Most Beijing parks, especially on Sundays, teemed with radios, loud speakers and the falsetto voices of Beijing opera buffs practicing outdoors. But this place was oddly quiet. Curious, I parked my bike and entered.
And after a few seconds I saw him— in the clearing near the pavilion where the old men sat —a muscular young man barefoot and stripped to the waist, his long hair bound by a headband, the cuffs of his faded pants rolled to the knee, clutching a large wooden staff and leaping across the dirt in high graceful circles like a Chinese Baryshnikov. He seemed an apparition, some ancient warrior dropped to earth.
His staff cut the air. “Whoosh,” “Whoosh,” like the sound of an eagle swooping. In quick moves, the staff seemed to jump along his back and shoulders, then around to his chest, his shoulders again.
Never using his hands, he spun and wove and the staff moved with him, spinning around his back, down to his shoulders, around his arms, to his chest, along his arms, never touching the ground. If it slipped he kicked it upward and started again.
A whirring hum like an incantation filled the air, the sound coming not from the staff but from three elongated pieces of metal at its end, each shaped like a feather and about eight inches long. And as the staff moved up and around, the whirling metal created a continuous metallic hum. Over and over he spun, while the staff rode up his back, down his chest, down his arms, to his legs, when he kicked it to start again. His body glistened with sweat in the freezing air.
A man on a bench looked up from his newspaper. The old men paused in their chess game. We onlookers nodded, but nobody spoke.
In the center of the barren, wintry park, the man seemed bathed in light. Over and over and over and over, he moved, stopped, started again. He dropped the staff. He started again. Up and down, over and under. Circles of movement, balletic leaps, the only sound the hypnotic whir, like a chant.

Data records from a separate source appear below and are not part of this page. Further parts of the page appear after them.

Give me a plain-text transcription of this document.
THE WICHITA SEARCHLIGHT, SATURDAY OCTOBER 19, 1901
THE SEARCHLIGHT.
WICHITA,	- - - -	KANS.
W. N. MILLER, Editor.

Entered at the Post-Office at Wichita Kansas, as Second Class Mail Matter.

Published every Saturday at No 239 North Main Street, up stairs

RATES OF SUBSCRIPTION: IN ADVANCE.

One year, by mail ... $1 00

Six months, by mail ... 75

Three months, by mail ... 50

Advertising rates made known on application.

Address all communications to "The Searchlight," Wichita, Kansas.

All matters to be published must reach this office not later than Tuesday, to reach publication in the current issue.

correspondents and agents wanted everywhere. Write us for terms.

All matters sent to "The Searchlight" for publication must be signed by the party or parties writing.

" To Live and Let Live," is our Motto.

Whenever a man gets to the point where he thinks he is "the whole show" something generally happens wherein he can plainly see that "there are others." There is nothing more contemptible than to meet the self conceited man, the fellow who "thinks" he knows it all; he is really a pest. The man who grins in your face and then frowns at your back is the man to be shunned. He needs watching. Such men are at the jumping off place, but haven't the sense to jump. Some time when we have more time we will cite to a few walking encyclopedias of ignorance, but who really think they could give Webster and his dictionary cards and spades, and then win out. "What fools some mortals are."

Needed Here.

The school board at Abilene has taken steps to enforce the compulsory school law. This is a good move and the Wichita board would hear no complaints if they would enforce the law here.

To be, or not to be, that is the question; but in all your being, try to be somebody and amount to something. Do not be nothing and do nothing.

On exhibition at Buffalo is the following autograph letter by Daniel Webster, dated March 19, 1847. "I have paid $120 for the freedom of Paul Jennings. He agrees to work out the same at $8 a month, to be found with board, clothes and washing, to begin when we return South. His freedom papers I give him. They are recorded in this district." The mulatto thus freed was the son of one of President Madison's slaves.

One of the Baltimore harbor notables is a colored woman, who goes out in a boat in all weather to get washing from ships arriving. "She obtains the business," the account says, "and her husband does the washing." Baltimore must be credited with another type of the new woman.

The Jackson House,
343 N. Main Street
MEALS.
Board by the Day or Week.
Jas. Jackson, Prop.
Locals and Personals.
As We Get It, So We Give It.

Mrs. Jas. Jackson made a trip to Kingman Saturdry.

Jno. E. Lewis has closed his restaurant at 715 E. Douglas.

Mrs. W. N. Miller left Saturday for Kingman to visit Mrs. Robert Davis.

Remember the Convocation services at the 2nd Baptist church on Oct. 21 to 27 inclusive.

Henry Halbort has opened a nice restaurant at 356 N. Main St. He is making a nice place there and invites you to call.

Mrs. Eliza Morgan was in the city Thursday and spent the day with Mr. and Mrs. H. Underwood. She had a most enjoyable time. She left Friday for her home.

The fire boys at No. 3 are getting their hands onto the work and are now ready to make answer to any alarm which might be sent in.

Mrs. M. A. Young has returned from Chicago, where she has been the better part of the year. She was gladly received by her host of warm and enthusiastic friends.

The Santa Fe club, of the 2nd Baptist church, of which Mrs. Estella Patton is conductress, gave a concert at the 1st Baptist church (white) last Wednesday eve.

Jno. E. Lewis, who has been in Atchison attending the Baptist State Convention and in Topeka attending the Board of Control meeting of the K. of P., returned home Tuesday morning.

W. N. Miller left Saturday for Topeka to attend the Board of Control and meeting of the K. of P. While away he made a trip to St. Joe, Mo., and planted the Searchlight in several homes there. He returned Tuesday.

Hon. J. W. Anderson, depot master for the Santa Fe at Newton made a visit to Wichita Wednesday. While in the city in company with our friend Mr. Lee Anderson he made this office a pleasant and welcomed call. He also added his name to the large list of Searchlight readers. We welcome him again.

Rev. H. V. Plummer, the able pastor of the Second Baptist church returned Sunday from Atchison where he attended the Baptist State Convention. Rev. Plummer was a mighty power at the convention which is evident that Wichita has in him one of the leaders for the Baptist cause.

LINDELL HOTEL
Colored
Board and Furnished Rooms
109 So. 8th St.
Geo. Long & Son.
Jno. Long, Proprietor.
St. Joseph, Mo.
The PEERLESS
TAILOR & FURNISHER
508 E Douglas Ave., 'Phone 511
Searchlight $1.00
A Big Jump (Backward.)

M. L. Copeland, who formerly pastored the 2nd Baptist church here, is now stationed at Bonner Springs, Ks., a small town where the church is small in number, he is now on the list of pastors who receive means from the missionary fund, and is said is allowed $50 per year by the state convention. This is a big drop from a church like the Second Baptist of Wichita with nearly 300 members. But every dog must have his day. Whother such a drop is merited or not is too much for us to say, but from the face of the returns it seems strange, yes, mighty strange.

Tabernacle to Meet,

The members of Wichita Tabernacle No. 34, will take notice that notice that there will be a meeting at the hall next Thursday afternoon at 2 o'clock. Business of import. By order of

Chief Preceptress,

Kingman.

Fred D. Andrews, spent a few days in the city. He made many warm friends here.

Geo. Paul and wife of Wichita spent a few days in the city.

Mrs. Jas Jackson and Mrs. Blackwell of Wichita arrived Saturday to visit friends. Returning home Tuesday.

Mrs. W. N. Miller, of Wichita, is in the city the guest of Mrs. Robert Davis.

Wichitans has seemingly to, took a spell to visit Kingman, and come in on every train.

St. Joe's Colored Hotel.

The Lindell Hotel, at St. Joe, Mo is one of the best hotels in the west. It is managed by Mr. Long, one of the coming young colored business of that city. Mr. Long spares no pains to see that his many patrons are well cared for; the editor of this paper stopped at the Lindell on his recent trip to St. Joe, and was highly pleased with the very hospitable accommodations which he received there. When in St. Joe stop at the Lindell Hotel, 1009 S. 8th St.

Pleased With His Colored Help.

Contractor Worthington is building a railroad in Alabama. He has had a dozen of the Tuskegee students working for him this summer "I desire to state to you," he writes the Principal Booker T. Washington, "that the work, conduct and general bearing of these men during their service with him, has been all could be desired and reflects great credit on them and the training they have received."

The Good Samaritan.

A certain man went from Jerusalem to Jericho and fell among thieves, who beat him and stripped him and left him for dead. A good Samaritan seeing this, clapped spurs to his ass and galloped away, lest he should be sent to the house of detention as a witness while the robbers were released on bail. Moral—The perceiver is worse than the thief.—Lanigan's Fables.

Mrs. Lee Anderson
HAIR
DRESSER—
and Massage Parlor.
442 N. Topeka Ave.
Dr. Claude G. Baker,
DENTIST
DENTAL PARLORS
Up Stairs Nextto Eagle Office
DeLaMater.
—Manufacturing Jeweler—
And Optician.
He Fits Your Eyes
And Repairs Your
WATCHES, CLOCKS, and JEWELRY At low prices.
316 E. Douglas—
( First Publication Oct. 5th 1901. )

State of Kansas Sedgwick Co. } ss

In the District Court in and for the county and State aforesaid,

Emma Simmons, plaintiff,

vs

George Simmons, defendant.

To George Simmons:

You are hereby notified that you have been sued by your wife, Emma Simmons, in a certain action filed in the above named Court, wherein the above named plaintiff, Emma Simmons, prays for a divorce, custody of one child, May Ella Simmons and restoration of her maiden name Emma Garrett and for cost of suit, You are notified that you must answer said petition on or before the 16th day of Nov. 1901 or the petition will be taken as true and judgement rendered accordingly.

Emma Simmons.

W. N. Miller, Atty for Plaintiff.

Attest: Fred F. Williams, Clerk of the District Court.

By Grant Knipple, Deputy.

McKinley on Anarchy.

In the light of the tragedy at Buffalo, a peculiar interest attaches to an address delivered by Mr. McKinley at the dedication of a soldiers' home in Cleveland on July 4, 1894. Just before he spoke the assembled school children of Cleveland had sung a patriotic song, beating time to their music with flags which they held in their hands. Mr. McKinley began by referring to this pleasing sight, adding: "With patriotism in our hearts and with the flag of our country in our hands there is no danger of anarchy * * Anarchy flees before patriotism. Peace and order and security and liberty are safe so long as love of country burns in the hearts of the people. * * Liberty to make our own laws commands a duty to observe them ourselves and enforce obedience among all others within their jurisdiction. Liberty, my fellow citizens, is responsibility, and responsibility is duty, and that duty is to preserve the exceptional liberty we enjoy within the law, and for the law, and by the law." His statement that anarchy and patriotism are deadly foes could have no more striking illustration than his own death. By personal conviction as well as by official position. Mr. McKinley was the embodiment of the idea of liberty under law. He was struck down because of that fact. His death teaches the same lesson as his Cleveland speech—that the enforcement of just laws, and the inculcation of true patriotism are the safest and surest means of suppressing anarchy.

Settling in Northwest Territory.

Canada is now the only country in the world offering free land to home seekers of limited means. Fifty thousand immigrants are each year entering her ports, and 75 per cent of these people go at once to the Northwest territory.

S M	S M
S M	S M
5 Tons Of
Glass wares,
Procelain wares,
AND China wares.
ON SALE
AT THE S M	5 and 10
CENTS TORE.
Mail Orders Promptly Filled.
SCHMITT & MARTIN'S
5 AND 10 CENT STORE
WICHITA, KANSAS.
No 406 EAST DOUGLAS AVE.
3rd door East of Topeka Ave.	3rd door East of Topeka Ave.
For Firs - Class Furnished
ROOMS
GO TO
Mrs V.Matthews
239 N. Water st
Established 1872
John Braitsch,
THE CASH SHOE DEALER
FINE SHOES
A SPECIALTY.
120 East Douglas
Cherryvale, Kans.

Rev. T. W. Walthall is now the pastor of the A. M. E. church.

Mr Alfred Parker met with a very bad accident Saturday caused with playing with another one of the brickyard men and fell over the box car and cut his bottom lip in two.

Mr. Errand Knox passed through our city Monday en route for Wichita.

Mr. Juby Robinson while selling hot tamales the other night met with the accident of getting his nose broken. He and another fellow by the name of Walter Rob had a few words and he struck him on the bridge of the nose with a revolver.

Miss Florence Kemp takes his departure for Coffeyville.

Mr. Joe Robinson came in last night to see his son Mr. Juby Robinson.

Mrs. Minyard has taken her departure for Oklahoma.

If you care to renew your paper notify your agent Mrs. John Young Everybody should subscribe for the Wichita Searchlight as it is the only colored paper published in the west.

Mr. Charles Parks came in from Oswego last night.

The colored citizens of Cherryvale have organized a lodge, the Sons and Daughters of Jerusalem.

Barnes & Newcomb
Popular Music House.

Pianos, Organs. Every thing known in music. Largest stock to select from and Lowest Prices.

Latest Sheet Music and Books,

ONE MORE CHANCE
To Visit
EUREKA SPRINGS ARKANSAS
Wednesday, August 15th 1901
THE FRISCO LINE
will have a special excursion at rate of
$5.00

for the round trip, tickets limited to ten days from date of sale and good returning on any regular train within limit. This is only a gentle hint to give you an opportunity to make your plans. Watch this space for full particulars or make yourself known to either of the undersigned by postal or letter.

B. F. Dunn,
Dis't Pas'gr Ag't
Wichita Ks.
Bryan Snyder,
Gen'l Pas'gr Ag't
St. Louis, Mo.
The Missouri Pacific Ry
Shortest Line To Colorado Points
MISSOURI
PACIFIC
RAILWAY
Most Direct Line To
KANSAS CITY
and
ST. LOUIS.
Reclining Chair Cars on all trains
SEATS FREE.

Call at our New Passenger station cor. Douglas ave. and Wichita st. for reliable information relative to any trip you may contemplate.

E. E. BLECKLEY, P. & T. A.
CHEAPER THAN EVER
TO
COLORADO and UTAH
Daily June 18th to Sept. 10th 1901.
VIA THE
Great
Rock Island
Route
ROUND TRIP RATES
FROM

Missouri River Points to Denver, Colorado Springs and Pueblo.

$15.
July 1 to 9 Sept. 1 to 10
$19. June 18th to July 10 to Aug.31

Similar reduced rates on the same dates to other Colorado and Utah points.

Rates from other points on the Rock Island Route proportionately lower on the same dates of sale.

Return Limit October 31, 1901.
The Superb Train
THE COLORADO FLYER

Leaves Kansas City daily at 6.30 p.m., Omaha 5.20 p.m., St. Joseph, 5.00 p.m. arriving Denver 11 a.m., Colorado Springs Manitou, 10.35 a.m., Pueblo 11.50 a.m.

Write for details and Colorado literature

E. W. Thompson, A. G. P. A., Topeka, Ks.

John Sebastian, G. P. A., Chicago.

I don’t know how long we watched. Time seemed to stop.
Eventually the man on the bench went back to his newspaper; the old men returned to their game; the couples walked on. But the young man, ignoring us all, continued. After a while, I left too.

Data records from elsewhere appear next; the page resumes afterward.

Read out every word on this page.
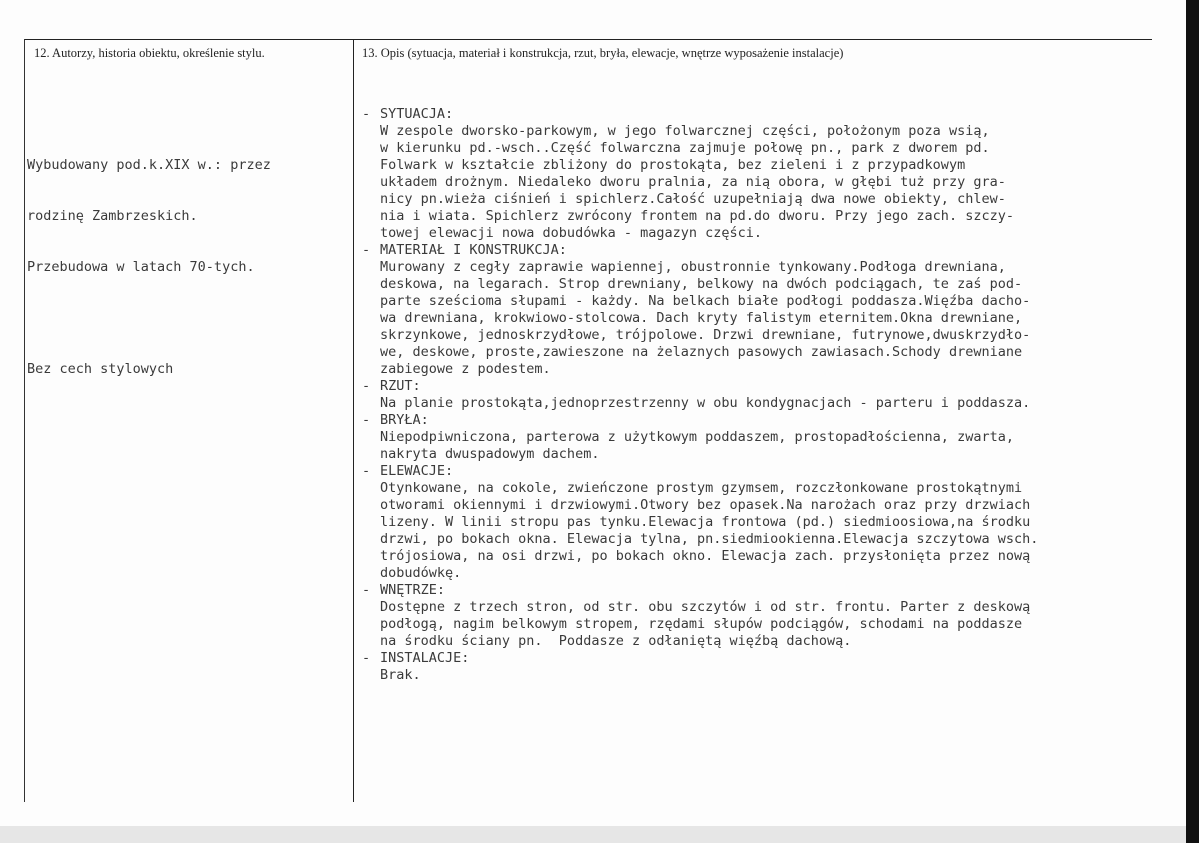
12. Autorzy, historia obiektu, określenie stylu.	13. Opis (sytuacja, materiał i konstrukcja, rzut, bryła, elewacje, wnętrze wyposażenie instalacje)

Wybudowany pod.k.XIX w.: przez

rodzinę Zambrzeskich.

Przebudowa w latach 70-tych.

Bez cech stylowych

- SYTUACJA:
W zespole dworsko-parkowym, w jego folwarcznej części, położonym poza wsią,
w kierunku pd.-wsch..Część folwarczna zajmuje połowę pn., park z dworem pd.
Folwark w kształcie zbliżony do prostokąta, bez zieleni i z przypadkowym
układem drożnym. Niedaleko dworu pralnia, za nią obora, w głębi tuż przy gra-
nicy pn.wieża ciśnień i spichlerz.Całość uzupełniają dwa nowe obiekty, chlew-
nia i wiata. Spichlerz zwrócony frontem na pd.do dworu. Przy jego zach. szczy-
towej elewacji nowa dobudówka - magazyn części.
- MATERIAŁ I KONSTRUKCJA:
Murowany z cegły zaprawie wapiennej, obustronnie tynkowany.Podłoga drewniana,
deskowa, na legarach. Strop drewniany, belkowy na dwóch podciągach, te zaś pod-
parte sześcioma słupami - każdy. Na belkach białe podłogi poddasza.Więźba dacho-
wa drewniana, krokwiowo-stolcowa. Dach kryty falistym eternitem.Okna drewniane,
skrzynkowe, jednoskrzydłowe, trójpolowe. Drzwi drewniane, futrynowe,dwuskrzydło-
we, deskowe, proste,zawieszone na żelaznych pasowych zawiasach.Schody drewniane
zabiegowe z podestem.
- RZUT:
Na planie prostokąta,jednoprzestrzenny w obu kondygnacjach - parteru i poddasza.
- BRYŁA:
Niepodpiwniczona, parterowa z użytkowym poddaszem, prostopadłościenna, zwarta,
nakryta dwuspadowym dachem.
- ELEWACJE:
Otynkowane, na cokole, zwieńczone prostym gzymsem, rozczłonkowane prostokątnymi
otworami okiennymi i drzwiowymi.Otwory bez opasek.Na narożach oraz przy drzwiach
lizeny. W linii stropu pas tynku.Elewacja frontowa (pd.) siedmioosiowa,na środku
drzwi, po bokach okna. Elewacja tylna, pn.siedmiookienna.Elewacja szczytowa wsch.
trójosiowa, na osi drzwi, po bokach okno. Elewacja zach. przysłonięta przez nową
dobudówkę.
- WNĘTRZE:
Dostępne z trzech stron, od str. obu szczytów i od str. frontu. Parter z deskową
podłogą, nagim belkowym stropem, rzędami słupów podciągów, schodami na poddasze
na środku ściany pn.  Poddasze z odłaniętą więźbą dachową.
- INSTALACJE:
Brak.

Months later I saw those movements again— but from a distance in a crowded theater accompanied by gongs and crashing cymbals. It seems my mysterious athlete had been practicing a sophisticated form of martial arts and acrobatics used only for performance. That style of movement, the skill and purity of which I had never seen before or since, is rare. Yet, there it was, on display in a public space in a crowded city on a cold, gray, Sunday morning.
When I returned to the USA, I could never satisfactorily answer when friends asked me how I had liked living in Beijing. The pervasive winter gloom, the polluted air, the monotonous skyline. Yet on that day, as I rode back in the brown haze that passed for twilight, past chimneys shooting spumes of smoke, I would have had an answer.
Some secret of the ancient city had surfaced that day. In a quiet park, in the beauty of the unexpected, the spirit of old Beijing was still alive.
As I rode back home, I realized I was smiling.